To reach this conclusion, Romina Barros and colleagues from the Albert Einstein College of Medicine examined the records of 11,000 children from the Early Childhood Longitudinal Study, Kindergarten Class of 1998-1999.
The scientists relied on teacher’s ratings of kids’ behavior.
Thirty percent of children in the study received no or minimal recess. These kids were more likely to be black, belong to a lower socioeconomic status, reside in the city and attend public school.
Even with these variables stewing in multivariate analysis, the beneficial association between recess and salutary classroom behavior remained significant.
Barros wants the word out. “Kids need that break because the brain needs that break,” she told the New York Times.
In fact, “recess should be part of the curriculum,” Barros emphasized. “You don’t punish a kid by having them miss math class, so kids shouldn’t be punished by not getting recess.”

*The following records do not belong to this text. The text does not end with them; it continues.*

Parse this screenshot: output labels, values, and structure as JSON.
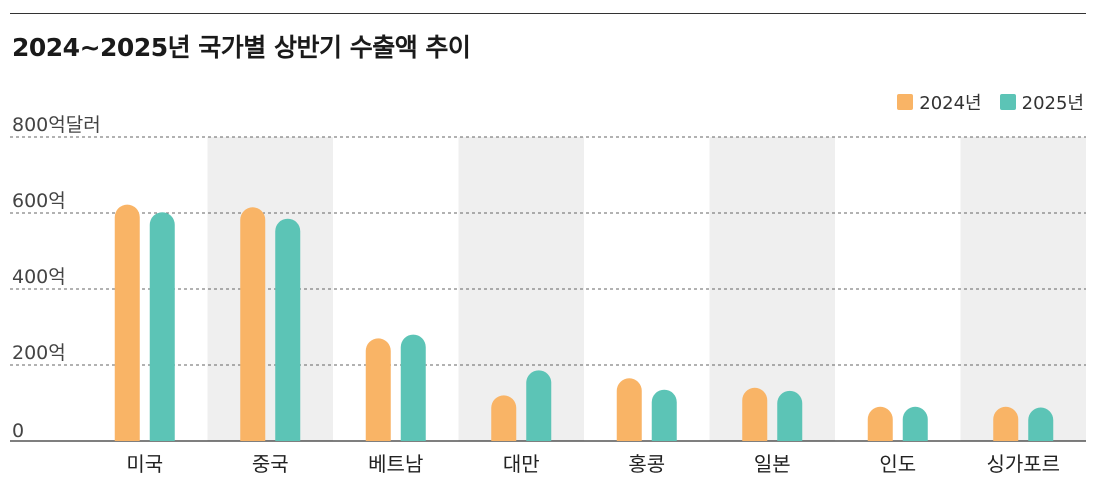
{
  "title": "2024~2025년 국가별 상반기 수출액  추이",
  "colors": {
    "series_2024": "#f9b466",
    "series_2025": "#5cc4b6",
    "band": "#efefef",
    "grid": "#666666",
    "axis": "#333333"
  },
  "chart_data": {
    "type": "bar",
    "title": "2024~2025년 국가별 상반기 수출액  추이",
    "xlabel": "",
    "ylabel": "",
    "unit": "억달러",
    "ylim": [
      0,
      800
    ],
    "yticks": [
      0,
      200,
      400,
      600,
      800
    ],
    "ytick_labels": [
      "0",
      "200억",
      "400억",
      "600억",
      "800억달러"
    ],
    "grid": true,
    "legend_position": "top-right",
    "categories": [
      "미국",
      "중국",
      "베트남",
      "대만",
      "홍콩",
      "일본",
      "인도",
      "싱가포르"
    ],
    "series": [
      {
        "name": "2024년",
        "values": [
          622,
          615,
          270,
          120,
          165,
          140,
          90,
          90
        ]
      },
      {
        "name": "2025년",
        "values": [
          602,
          585,
          280,
          186,
          135,
          132,
          90,
          88
        ]
      }
    ]
  }
}
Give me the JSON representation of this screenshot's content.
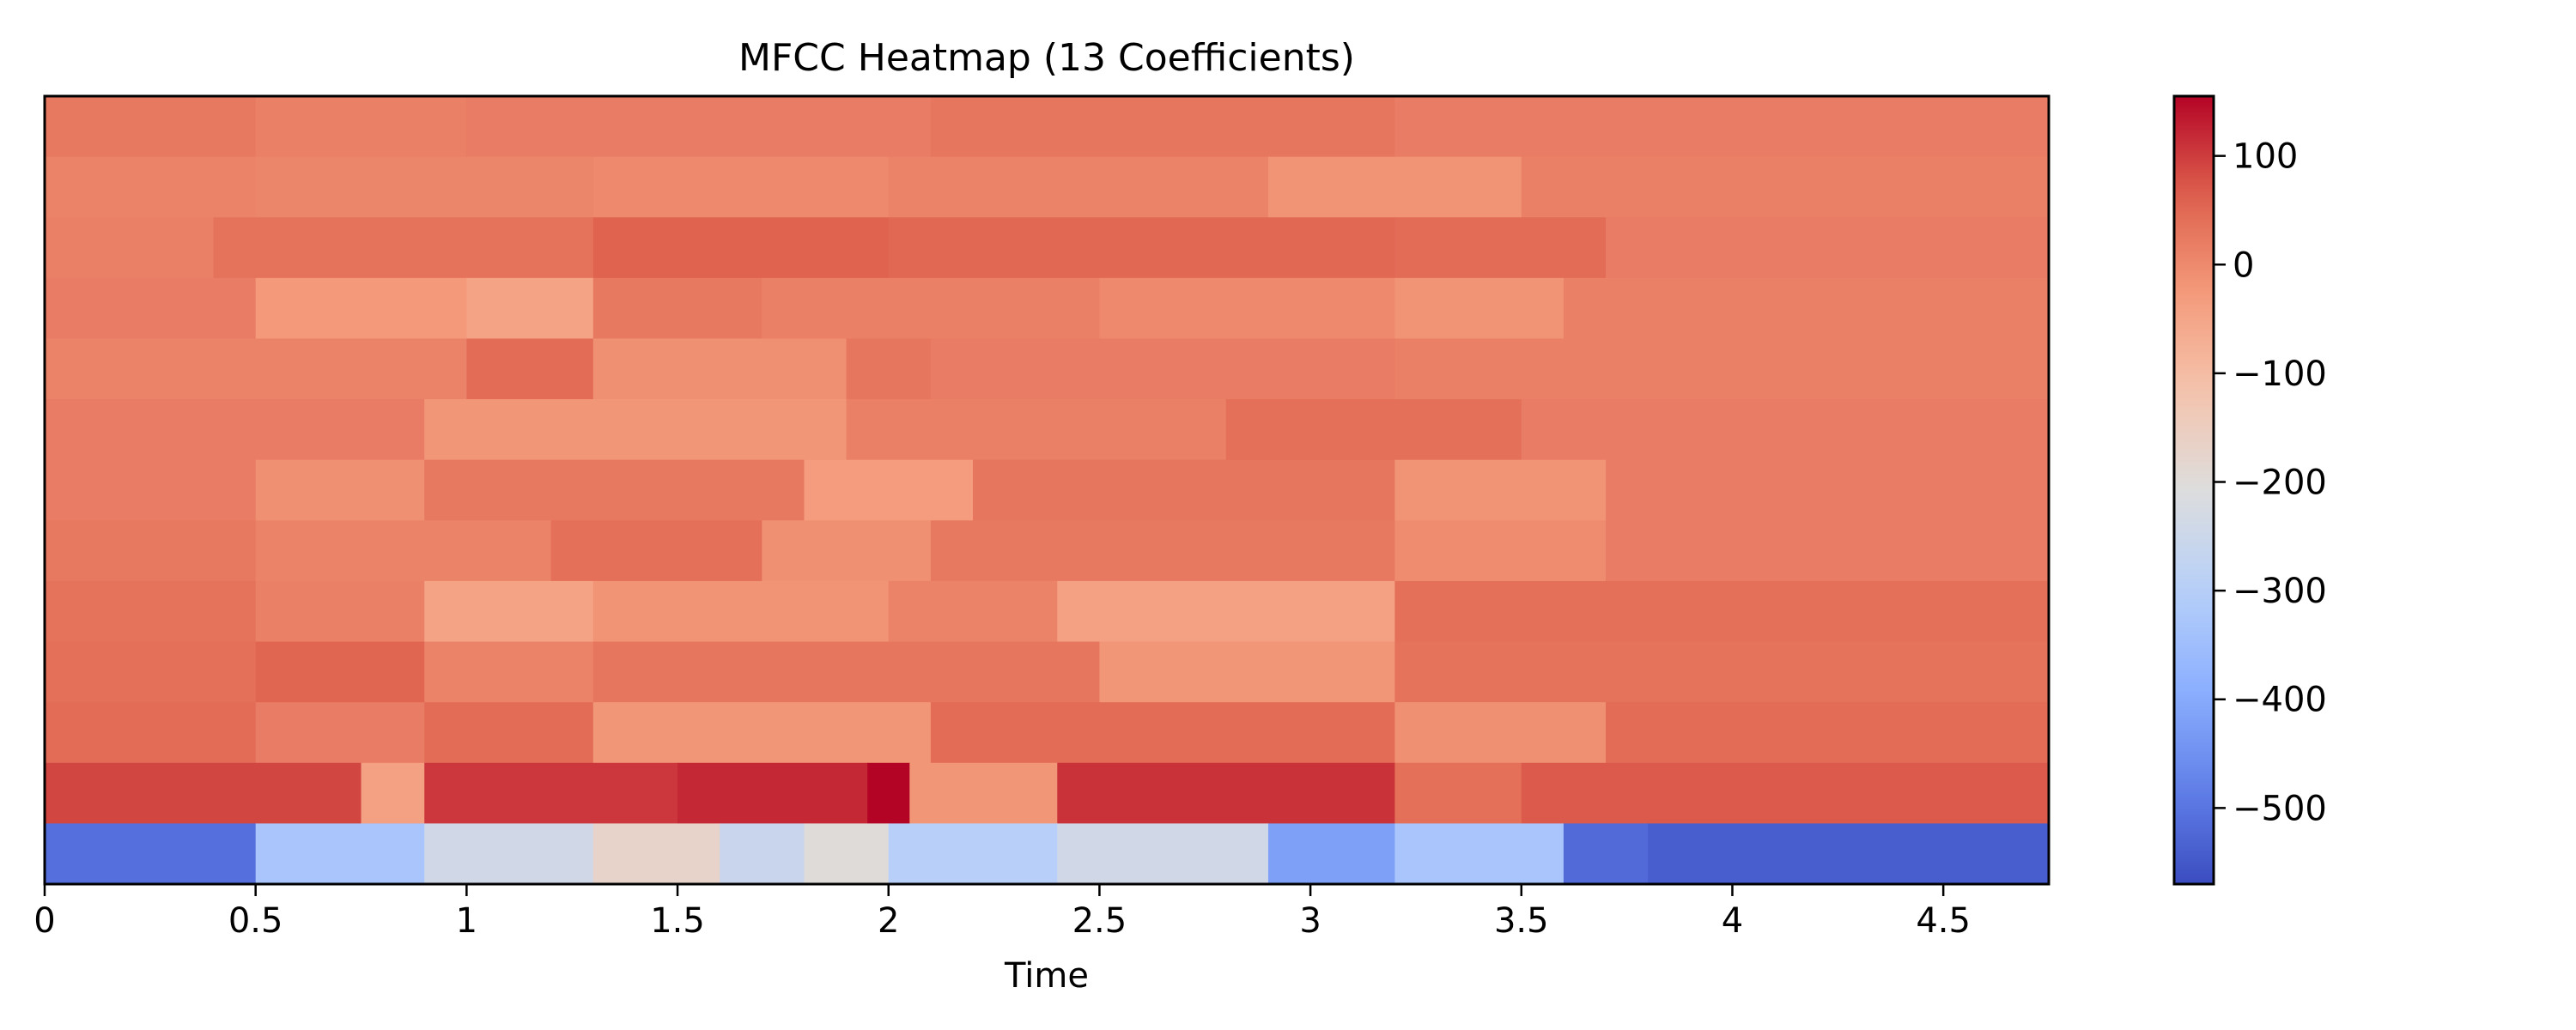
{
  "chart_data": {
    "type": "heatmap",
    "title": "MFCC Heatmap (13 Coefficients)",
    "xlabel": "Time",
    "ylabel": "",
    "xlim": [
      0,
      4.75
    ],
    "x_ticks": [
      "0",
      "0.5",
      "1",
      "1.5",
      "2",
      "2.5",
      "3",
      "3.5",
      "4",
      "4.5"
    ],
    "x_tick_values": [
      0,
      0.5,
      1,
      1.5,
      2,
      2.5,
      3,
      3.5,
      4,
      4.5
    ],
    "n_coefficients": 13,
    "colormap": "coolwarm",
    "colorbar": {
      "vmin": -570,
      "vmax": 155,
      "ticks": [
        "100",
        "0",
        "−100",
        "−200",
        "−300",
        "−400",
        "−500"
      ],
      "tick_values": [
        100,
        0,
        -100,
        -200,
        -300,
        -400,
        -500
      ]
    },
    "rows_top_to_bottom": [
      {
        "coefficient": 12,
        "segments": [
          [
            0,
            0.5,
            25
          ],
          [
            0.5,
            1.0,
            15
          ],
          [
            1.0,
            2.1,
            20
          ],
          [
            2.1,
            3.2,
            30
          ],
          [
            3.2,
            4.75,
            20
          ]
        ]
      },
      {
        "coefficient": 11,
        "segments": [
          [
            0,
            0.5,
            10
          ],
          [
            0.5,
            1.3,
            5
          ],
          [
            1.3,
            2.0,
            0
          ],
          [
            2.0,
            2.9,
            10
          ],
          [
            2.9,
            3.5,
            -15
          ],
          [
            3.5,
            4.75,
            15
          ]
        ]
      },
      {
        "coefficient": 10,
        "segments": [
          [
            0,
            0.4,
            15
          ],
          [
            0.4,
            1.3,
            35
          ],
          [
            1.3,
            2.0,
            60
          ],
          [
            2.0,
            3.2,
            50
          ],
          [
            3.2,
            3.7,
            45
          ],
          [
            3.7,
            4.75,
            20
          ]
        ]
      },
      {
        "coefficient": 9,
        "segments": [
          [
            0,
            0.5,
            20
          ],
          [
            0.5,
            1.0,
            -25
          ],
          [
            1.0,
            1.3,
            -45
          ],
          [
            1.3,
            1.7,
            25
          ],
          [
            1.7,
            2.5,
            15
          ],
          [
            2.5,
            3.2,
            0
          ],
          [
            3.2,
            3.6,
            -15
          ],
          [
            3.6,
            4.75,
            15
          ]
        ]
      },
      {
        "coefficient": 8,
        "segments": [
          [
            0,
            1.0,
            10
          ],
          [
            1.0,
            1.3,
            45
          ],
          [
            1.3,
            1.9,
            -10
          ],
          [
            1.9,
            2.1,
            30
          ],
          [
            2.1,
            3.2,
            20
          ],
          [
            3.2,
            4.75,
            15
          ]
        ]
      },
      {
        "coefficient": 7,
        "segments": [
          [
            0,
            0.9,
            20
          ],
          [
            0.9,
            1.9,
            -20
          ],
          [
            1.9,
            2.8,
            15
          ],
          [
            2.8,
            3.5,
            40
          ],
          [
            3.5,
            4.75,
            20
          ]
        ]
      },
      {
        "coefficient": 6,
        "segments": [
          [
            0,
            0.5,
            20
          ],
          [
            0.5,
            0.9,
            -10
          ],
          [
            0.9,
            1.8,
            25
          ],
          [
            1.8,
            2.2,
            -30
          ],
          [
            2.2,
            3.2,
            30
          ],
          [
            3.2,
            3.7,
            -15
          ],
          [
            3.7,
            4.75,
            20
          ]
        ]
      },
      {
        "coefficient": 5,
        "segments": [
          [
            0,
            0.5,
            25
          ],
          [
            0.5,
            1.2,
            10
          ],
          [
            1.2,
            1.7,
            40
          ],
          [
            1.7,
            2.1,
            -10
          ],
          [
            2.1,
            3.2,
            25
          ],
          [
            3.2,
            3.7,
            -5
          ],
          [
            3.7,
            4.75,
            20
          ]
        ]
      },
      {
        "coefficient": 4,
        "segments": [
          [
            0,
            0.5,
            35
          ],
          [
            0.5,
            0.9,
            15
          ],
          [
            0.9,
            1.3,
            -45
          ],
          [
            1.3,
            2.0,
            -15
          ],
          [
            2.0,
            2.4,
            10
          ],
          [
            2.4,
            3.2,
            -40
          ],
          [
            3.2,
            4.75,
            40
          ]
        ]
      },
      {
        "coefficient": 3,
        "segments": [
          [
            0,
            0.5,
            40
          ],
          [
            0.5,
            0.9,
            55
          ],
          [
            0.9,
            1.3,
            10
          ],
          [
            1.3,
            2.5,
            30
          ],
          [
            2.5,
            3.2,
            -20
          ],
          [
            3.2,
            4.75,
            35
          ]
        ]
      },
      {
        "coefficient": 2,
        "segments": [
          [
            0,
            0.5,
            45
          ],
          [
            0.5,
            0.9,
            20
          ],
          [
            0.9,
            1.3,
            45
          ],
          [
            1.3,
            2.1,
            -20
          ],
          [
            2.1,
            3.2,
            45
          ],
          [
            3.2,
            3.7,
            -10
          ],
          [
            3.7,
            4.75,
            45
          ]
        ]
      },
      {
        "coefficient": 1,
        "segments": [
          [
            0,
            0.75,
            90
          ],
          [
            0.75,
            0.9,
            -40
          ],
          [
            0.9,
            1.5,
            105
          ],
          [
            1.5,
            1.95,
            120
          ],
          [
            1.95,
            2.05,
            155
          ],
          [
            2.05,
            2.4,
            -20
          ],
          [
            2.4,
            3.2,
            110
          ],
          [
            3.2,
            3.5,
            40
          ],
          [
            3.5,
            4.75,
            70
          ]
        ]
      },
      {
        "coefficient": 0,
        "segments": [
          [
            0,
            0.5,
            -510
          ],
          [
            0.5,
            0.9,
            -330
          ],
          [
            0.9,
            1.3,
            -240
          ],
          [
            1.3,
            1.6,
            -170
          ],
          [
            1.6,
            1.8,
            -260
          ],
          [
            1.8,
            2.0,
            -200
          ],
          [
            2.0,
            2.4,
            -300
          ],
          [
            2.4,
            2.9,
            -240
          ],
          [
            2.9,
            3.2,
            -420
          ],
          [
            3.2,
            3.6,
            -330
          ],
          [
            3.6,
            3.8,
            -520
          ],
          [
            3.8,
            4.75,
            -540
          ]
        ]
      }
    ]
  }
}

Barros’ findings are consistent with recent studies of middle school students which revealed a direct relation between the number of fitness tests passed by children and their academic performance.
Another recent study of kids with attention deficit hyperactivity disorder showed that brief promenades improved attention and concentration as much as a slug of medication.
Scientists believe that people can concentrate on work, reading or exams for so only long before fatiguing.
Getting away from it all, even for short periods, appears to give aching brains time to reboot.